Another thing I liked about the mass I went to with Mary was the music. There was a choir with all young people, accompanied by a piano and guitars. Even the conductor was young and good looking. I wish I could belong to that choir. But I'd probably have to be a member of the Catholic church. Maybe there's another choir in Mapleville that I could join. In a choir you don't have to be ravishingly beautiful or amazingly talented.
Tomorrow is Hallowe'en. Mary says there is nothing
like our North American October 31 in Poland. In Poland, November 1 is All Saints' Day. This is a very holy, serious day when everybody goes to the cemetery to honour the dead.
I showed Mr. Dunlop the stories I have so far from Mary. He said I should find some other people to interview also, because I need a “wider perspective”. Mom gave me the name of a Polish Jewish woman at the college who would be “happy” to be interviewed by me.

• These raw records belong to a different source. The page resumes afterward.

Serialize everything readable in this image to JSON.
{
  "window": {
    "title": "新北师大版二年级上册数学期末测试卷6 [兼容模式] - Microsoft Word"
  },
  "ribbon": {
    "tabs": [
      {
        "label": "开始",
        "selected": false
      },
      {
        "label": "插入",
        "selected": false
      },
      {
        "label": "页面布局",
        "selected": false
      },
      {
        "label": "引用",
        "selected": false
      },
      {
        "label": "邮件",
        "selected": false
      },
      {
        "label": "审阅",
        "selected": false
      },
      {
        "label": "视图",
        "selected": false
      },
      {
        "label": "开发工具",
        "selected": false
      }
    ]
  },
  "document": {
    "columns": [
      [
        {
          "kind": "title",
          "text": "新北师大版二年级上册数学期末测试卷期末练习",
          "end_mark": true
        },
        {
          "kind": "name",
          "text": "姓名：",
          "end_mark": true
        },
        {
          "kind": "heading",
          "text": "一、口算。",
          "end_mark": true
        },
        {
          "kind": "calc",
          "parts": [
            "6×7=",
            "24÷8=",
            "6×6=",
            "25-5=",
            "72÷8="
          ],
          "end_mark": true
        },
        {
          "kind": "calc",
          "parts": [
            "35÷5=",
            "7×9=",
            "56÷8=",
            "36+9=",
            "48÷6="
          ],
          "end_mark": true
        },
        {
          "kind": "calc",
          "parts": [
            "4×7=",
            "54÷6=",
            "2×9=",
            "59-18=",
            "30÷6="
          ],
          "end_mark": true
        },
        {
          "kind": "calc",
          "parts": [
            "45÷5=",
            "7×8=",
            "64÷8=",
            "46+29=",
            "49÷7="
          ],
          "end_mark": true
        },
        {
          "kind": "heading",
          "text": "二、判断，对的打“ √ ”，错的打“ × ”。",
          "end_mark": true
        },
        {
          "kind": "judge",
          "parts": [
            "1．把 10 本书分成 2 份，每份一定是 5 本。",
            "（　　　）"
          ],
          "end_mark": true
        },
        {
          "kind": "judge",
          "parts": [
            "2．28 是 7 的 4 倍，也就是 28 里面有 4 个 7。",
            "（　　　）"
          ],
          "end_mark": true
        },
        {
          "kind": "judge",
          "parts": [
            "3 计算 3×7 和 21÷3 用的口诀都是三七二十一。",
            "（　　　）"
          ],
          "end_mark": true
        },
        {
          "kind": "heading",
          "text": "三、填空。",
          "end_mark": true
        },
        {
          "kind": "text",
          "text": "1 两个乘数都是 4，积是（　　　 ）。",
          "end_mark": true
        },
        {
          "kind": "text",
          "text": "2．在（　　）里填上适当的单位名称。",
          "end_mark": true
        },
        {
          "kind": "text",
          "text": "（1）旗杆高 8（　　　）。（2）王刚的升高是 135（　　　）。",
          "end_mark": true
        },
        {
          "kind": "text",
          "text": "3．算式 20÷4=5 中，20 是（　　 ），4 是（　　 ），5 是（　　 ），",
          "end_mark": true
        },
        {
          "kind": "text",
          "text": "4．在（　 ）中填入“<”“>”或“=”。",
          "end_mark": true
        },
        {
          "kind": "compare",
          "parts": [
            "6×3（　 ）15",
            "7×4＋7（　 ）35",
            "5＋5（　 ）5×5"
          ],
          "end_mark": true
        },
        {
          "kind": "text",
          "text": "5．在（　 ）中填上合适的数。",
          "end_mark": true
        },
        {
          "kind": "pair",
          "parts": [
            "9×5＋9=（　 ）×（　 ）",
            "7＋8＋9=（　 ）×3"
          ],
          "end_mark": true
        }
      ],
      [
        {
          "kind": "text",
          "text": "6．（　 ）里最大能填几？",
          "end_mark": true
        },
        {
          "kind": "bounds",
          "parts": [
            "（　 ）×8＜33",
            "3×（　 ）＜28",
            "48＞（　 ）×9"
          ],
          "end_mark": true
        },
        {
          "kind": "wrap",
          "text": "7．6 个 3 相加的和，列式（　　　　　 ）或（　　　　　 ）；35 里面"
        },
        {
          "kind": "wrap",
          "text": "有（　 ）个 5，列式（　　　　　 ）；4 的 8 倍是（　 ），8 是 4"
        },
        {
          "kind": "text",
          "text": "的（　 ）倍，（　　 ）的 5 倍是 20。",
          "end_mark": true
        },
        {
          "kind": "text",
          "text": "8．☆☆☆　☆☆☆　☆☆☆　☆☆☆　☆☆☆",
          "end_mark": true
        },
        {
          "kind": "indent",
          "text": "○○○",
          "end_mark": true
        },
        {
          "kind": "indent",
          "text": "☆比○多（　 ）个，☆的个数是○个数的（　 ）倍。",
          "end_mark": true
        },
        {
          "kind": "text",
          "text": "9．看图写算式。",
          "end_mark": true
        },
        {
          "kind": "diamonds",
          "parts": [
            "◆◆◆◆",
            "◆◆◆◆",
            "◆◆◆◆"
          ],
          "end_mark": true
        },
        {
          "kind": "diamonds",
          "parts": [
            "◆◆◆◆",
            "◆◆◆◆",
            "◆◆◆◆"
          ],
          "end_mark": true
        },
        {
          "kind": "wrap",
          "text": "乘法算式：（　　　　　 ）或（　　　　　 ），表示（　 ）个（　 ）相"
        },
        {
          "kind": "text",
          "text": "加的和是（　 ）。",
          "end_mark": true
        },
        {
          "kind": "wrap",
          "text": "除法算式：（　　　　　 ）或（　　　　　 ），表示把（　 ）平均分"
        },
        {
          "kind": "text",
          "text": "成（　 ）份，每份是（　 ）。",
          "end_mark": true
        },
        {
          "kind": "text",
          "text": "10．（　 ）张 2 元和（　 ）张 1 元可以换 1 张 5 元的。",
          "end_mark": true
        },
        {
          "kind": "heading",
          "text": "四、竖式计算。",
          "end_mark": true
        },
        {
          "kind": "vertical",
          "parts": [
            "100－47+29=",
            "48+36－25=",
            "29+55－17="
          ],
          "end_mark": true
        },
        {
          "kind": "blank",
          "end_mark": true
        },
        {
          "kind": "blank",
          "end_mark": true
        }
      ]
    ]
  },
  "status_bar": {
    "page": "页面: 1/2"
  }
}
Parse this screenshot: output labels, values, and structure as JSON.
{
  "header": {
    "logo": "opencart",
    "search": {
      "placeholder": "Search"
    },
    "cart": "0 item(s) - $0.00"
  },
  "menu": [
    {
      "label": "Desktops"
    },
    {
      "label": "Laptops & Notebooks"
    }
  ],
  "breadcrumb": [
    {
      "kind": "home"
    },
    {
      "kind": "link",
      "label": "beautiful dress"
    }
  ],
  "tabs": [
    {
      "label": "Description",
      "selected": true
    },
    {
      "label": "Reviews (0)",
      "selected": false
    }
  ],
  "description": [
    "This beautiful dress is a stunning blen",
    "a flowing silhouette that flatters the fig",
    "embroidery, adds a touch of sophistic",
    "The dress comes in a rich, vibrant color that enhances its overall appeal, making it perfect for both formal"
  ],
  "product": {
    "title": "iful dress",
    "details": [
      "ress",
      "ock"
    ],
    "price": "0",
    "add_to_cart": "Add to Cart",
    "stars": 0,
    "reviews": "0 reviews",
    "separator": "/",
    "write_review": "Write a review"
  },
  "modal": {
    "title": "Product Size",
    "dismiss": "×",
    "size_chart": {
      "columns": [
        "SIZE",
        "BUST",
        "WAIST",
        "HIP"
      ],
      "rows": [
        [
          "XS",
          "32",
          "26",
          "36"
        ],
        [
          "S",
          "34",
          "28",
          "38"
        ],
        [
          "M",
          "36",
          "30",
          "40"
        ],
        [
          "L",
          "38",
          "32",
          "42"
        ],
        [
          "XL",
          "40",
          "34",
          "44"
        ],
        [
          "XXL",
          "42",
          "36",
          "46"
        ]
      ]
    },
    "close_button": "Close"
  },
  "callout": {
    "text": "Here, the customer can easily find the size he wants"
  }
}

I was jolted by something this woman said. I hadn't realized that a lot of Polish people were and are anti-Semitic. I think my mother idealizes Poland when she talks to me about it.
What a Polish Jewish woman said when she was interviewed by Naomi at the college where she teaches English:
I am the daughter of Holocaust survivors from Krakow, Poland. During and after the war, my mother disguised herself as a Christian. After the war, she left Krakow and went to Wroclaw. She had become convinced that her sister had died in a Krakow hospital because anti-Semitic Polish doctors would not give her medicine. My mother had been settled in an apartment in Wroclaw for a several months when a Polish
Catholic priest dropped in and remarked that there were no Christian symbols on the walls.
My mother left Poland altogether that night, and she never returned.
I guess there has always been a love-hate relationship between Polish Jews and Polish Christians. Anyway, that's how I came to be born in West Germany.
When I was a child here in Canada, I got stories of bloated bodies piling up and of all the other horrors. I got these stories with my mother's milk. And it was not only the Nazis my mother told me about, it was also the Polish Catholics. The Polish Catholics were anti-semitic too.
By the time I was a teenager, I was pretty sick of these stories.